私が尊敬している本田宗一郎氏や藤澤武夫氏などは最先端の流行に踊らされず最初から時代や世界の本質を軸に物事を観ていたように思う。
本当はそんな事業家や経営者が、手本になって子どもたちの未来への夢を膨らませて育ませていくのだろうと思う。

もちろん全部が全部ではないのだが、情報リテラシー教育やICTはむしろ国家戦略の中心軸に関係する大事なことだと私は思う。このような大事なことを業者や学者にだけでやらせてはいけないと思う。もっと国が主導で国境なきこれからの情報革命において個としての在り方を説いて行くべきだと私は思う。

今の子どもたちは、メールも携帯も対人関係も手紙も、もっと今のニンゲンとしてこれからの情報の在り方とそれを補うツールとどう向き合うかを大人が目をそらさず一緒に真摯に学んでいくべきだと思う。

分からないからとただ目を背けさせたって、いつかは自分たちでそれに向き合う時が必ず来る。

以前ある国でこんな話しを聞いたことがある。
そこでは、「先生」という名の単語を教育界から禁止にしたそうだ。
先生はどの国でも「答えを先に知っている人」という定義がされている。
でも答えなんてまだ解明されていないものが多いし、これからの情報化社会では常にそれは生きる力の上で成長の障害になっていくことが予想される。
だからその単語をやめ「答えまで導ける人」という新たな単語で呼ばせているそうだ。

これも時代にあわせた情報リテラシーではないのか?

では、分からないから他人任せでいいのか?誰かがやるまで先延ばしでもいいのか?
分からないから取り組まないというのは今の時代では諦め以上に悪い状況を創り出してしまうかもしれない。

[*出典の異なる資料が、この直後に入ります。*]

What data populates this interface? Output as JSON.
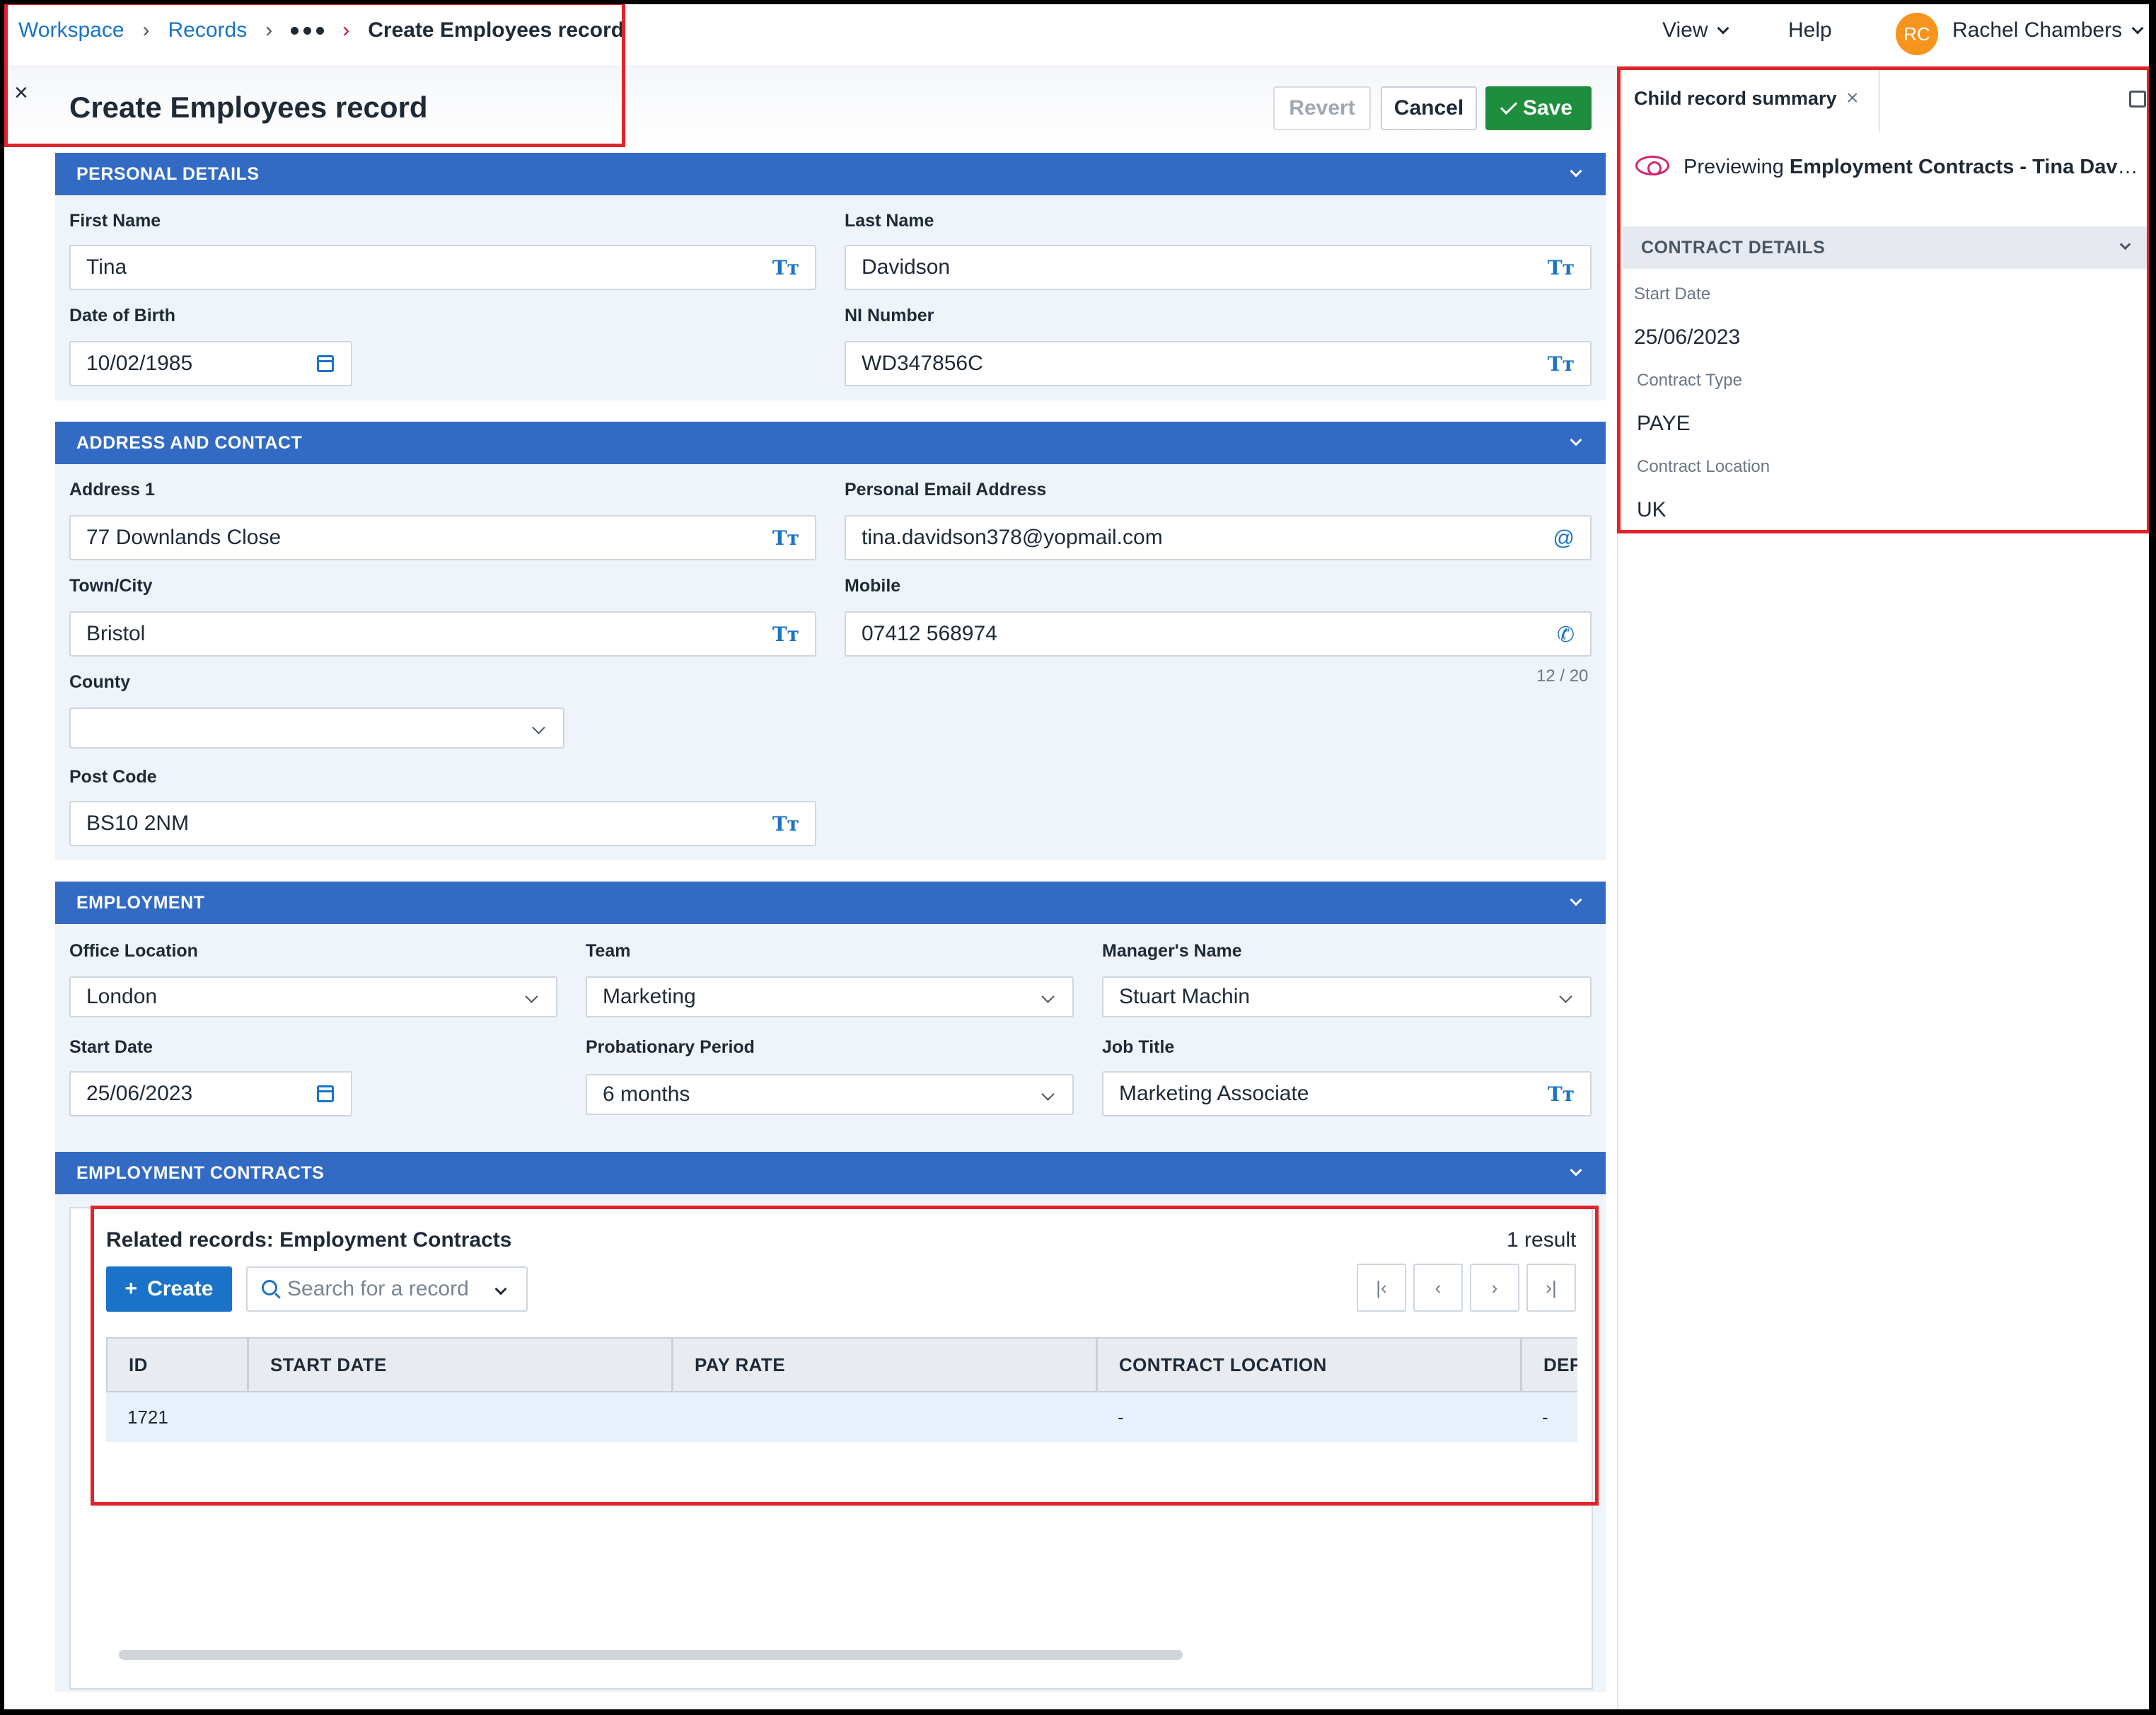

日本という国は、世界をもっと見て今の情報がどのように世界を変えていくのかをもっと子どもたちと一緒にディスカッションする風土を提供していくことの方が重要ではないのかと私は思う。

それだけでもどの国にもないわが国の立派な情報リテラシー教育になると思う。

今あるツールは、1年で使い物にならなくなるほどのマウスイヤーだと言われる。

だったらそれを勉強させることをやめ、それが何なのかを分かるような人間が学ぶべき部分にシフトして欲しいと心底願うものだ。

  1. コメント

    答えを知る何かを探して、安易に答えを求めて、意味を感じようとすることではなく、
    解決だけを自分ではなく何か他のものに委ねてしまう。これでは自分の成長という
    よりも、ただ何かの中から選択をしただけであり、自分で決めたということではない
    という様に思いました。別のものから見つけた答えではそれはすぐに使えなくなる
    ものであり、本当に自分にとって必要なものとは言い難い。自分で見つけて、自分で
    決断するからこそ、本当自分のためのものであるのだと思います。

  2. コメント

    学ぶという事について考えさせられます。ただ答えを知るという事ではなく、やはりもっと知りたいという探究心というか気持ちがとても大事ではないかと感じます。しかし残念ながら今の子どもたちは昔以上に人として大切な感情や思いや気持ちを味わう事がなく成長しているのだと思います。私たち自身が学ぶという事であったり、教えるという事の、今の時代にあった意味をしっかりと見出す事が大事ではないかと思います。